Aghata, eu não
segurava a arma, não dei o tiro, mas sou seu assassino. Se me calo, torno a
matá-la, a ceifar sua vidinha tão miúda, seus oito anos. Não vou depositar
aqui, como flores de uma inteligência que a tudo alcança, explicações em
relação aos descaminhos tomados por esse Brasil vergonhoso.
Venho apenas
confessar meu crime. O crime de quem nunca atirou, de quem não estava no
Alemão, ali no Estofador, na hora que uma policial — ela terá filhos? —, talvez
de olhos fechados, disparou o fuzil.
Pequena Aghata,
fui eu o assassino. Minhas mãos estão limpas, mas minha consciência não. Sabe o
que eu fazia mais ou menos na hora que o tiro encontrou suas costinhas em
formação? Eu tirava uma selfie para fazer uma brincadeira no Facebook e atiçar
a curiosidade de meus amigos ou conhecidos daquela rede sobre a frase que
acompanharia a foto: “para o ano”. Eu fiz isso, está lá a foto. Ao fazer isso,
eu a matava no Alemão, sem dar um tiro.
Seu nome parece
que é nome de uma santa, santa protetora dos seios, veja isso, dos seios, nosso
primeiro prato farto, nosso primeiro bibelô, nosso primeiro travesseiro. Será
que sua mãe lhe deu o peito? Sua mãe morreu um tanto ontem. Você e ela por
minhas mãos. Por minhas mãos limpas.
Se me calo,
atiro mais uma vez e mato você, que já está morta. Mato você de novo e, de
novo, outras tantas crianças iguais a você, pretas e pobres. Porque a ideia
agora é evitar que vocês cresçam, que vocês tomem assento no parlamento, que
conquistem seus direitos no grito, na garra. Vocês têm tanta garra, vê se é
possível conviver com isso!
Eu a matei, Aghata.
Que grande bandido anda grudado nas minhas mãos limpas.
5 comentários:
É como me sinto também.
Só um país que divide o povo em humanos e sub-humanos admite um louco furioso e canalha no governo. Em qualquer país medianamente civilizado esse Witzel estaria num manicômio judiciário.

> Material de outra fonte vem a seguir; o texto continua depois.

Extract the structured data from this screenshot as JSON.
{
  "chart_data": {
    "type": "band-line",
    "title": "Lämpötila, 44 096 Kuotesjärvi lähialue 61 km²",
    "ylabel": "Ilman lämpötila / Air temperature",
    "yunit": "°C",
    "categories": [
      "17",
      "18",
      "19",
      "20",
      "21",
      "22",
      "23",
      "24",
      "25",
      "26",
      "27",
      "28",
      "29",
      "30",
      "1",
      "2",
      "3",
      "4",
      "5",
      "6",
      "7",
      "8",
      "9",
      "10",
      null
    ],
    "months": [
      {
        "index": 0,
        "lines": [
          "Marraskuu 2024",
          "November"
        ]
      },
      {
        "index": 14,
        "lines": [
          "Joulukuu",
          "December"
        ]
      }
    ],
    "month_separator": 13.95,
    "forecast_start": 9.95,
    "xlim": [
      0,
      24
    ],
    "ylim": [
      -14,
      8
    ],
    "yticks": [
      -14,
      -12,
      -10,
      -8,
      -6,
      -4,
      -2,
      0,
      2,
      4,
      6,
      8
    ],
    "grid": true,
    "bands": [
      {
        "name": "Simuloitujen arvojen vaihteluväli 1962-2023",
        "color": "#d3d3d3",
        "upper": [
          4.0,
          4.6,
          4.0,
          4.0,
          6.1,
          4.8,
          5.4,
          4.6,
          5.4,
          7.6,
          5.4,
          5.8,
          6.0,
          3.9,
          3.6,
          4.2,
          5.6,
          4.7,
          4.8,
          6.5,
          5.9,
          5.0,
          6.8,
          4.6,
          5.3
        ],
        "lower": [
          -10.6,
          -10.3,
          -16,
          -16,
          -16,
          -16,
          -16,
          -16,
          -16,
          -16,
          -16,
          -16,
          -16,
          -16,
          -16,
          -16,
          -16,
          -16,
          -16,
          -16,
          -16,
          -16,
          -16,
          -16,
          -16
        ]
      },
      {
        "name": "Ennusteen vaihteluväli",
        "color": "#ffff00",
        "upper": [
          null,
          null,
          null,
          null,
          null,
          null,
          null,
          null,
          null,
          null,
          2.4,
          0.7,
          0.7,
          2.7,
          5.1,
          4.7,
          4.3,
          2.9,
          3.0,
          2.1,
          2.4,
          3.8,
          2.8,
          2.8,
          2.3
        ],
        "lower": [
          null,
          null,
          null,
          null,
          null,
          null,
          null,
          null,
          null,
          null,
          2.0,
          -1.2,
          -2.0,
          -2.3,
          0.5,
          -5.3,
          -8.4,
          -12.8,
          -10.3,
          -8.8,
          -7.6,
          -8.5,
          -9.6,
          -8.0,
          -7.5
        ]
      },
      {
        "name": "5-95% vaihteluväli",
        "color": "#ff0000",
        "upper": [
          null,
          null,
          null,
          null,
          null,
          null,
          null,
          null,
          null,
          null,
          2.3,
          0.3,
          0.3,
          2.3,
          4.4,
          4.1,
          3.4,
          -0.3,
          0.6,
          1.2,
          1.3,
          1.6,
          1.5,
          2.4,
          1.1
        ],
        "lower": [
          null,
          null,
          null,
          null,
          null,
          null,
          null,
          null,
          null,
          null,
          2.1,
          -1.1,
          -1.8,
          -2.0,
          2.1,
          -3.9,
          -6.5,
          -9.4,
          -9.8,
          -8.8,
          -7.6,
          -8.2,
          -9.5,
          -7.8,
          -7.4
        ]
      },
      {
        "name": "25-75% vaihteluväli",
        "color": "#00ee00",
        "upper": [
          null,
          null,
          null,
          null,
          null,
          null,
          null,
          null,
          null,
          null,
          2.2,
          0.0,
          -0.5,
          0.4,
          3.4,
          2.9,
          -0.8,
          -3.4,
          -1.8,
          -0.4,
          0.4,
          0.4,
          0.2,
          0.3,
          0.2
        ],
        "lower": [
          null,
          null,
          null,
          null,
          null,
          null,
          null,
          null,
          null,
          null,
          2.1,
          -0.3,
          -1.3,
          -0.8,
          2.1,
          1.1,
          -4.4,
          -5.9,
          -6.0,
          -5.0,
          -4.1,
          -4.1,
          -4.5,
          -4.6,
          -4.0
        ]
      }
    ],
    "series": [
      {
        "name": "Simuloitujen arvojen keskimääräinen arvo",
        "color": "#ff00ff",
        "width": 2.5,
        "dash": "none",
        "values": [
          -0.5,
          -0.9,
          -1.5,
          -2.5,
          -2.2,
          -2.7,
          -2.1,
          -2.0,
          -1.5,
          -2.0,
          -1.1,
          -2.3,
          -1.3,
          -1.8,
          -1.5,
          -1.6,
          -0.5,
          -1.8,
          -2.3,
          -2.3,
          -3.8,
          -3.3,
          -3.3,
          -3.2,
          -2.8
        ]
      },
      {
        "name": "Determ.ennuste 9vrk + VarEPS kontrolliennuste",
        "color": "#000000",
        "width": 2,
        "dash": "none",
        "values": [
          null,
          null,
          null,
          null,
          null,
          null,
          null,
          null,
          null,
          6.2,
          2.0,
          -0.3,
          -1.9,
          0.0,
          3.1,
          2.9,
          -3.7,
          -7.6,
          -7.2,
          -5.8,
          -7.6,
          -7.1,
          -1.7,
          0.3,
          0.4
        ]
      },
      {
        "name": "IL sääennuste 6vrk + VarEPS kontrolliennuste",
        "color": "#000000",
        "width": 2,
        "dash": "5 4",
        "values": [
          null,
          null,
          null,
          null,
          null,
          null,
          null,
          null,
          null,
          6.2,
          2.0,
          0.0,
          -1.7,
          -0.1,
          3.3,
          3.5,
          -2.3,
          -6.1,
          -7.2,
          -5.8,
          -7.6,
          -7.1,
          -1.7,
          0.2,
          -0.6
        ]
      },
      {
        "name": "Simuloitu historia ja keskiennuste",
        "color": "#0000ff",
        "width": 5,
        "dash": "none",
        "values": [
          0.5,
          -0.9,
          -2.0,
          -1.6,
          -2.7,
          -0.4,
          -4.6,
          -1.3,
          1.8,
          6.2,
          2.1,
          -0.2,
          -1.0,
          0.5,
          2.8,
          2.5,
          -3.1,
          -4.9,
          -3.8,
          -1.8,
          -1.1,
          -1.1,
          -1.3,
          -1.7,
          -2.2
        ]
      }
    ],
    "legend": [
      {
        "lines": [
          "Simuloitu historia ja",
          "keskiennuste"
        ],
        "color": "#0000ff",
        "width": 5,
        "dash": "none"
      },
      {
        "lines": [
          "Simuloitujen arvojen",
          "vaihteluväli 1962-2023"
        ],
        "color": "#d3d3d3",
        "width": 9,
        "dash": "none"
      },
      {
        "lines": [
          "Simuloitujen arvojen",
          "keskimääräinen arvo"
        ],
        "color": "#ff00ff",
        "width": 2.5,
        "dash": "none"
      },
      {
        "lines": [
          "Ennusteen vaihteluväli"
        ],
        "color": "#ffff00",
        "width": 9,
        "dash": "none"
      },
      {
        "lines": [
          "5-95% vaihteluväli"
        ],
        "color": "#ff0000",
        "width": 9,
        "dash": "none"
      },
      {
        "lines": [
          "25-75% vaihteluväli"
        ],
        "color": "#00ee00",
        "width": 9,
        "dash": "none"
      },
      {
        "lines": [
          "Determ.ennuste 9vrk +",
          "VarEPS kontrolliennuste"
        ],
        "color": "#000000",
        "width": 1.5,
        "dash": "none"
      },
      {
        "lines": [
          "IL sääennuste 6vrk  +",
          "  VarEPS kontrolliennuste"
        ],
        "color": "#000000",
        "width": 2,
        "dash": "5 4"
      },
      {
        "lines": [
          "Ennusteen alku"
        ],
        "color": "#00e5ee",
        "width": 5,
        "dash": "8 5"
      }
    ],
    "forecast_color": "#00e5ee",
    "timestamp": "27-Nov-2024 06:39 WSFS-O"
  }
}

Como promover oo julgamento no Tribunal de Haia? Eles não julgam e condenam os genocidas?
João Paulo e Ricardo, sinto que estamos de pés e mãos amarrados, muita gente está, assim como eu, sem saber ao certo como agir. Este desconforto, todavia, é o princípio de alguma reação. É preciso conversar, estar juntos e conversar.
Texto sensível mas a importância dele é que nos faz refletir e pensar de como estamos sendo coniventes com tudo isso. Não porque queremos, mas como você mesmo disse ao João e ao Ricardo, não sambemos ao certo como agir. Triste, muito triste tudo isso.
É trágico, é revoltante, é deprimente. Nessa absurda Guerra às Drogas, que só serviu para criar e engordar o tráfico e nunca, em lugar algum, diminuiu o consumo de drogas, um dos exércitos, justo o mais caro e mais perigoso, é pago com os nossos impostos.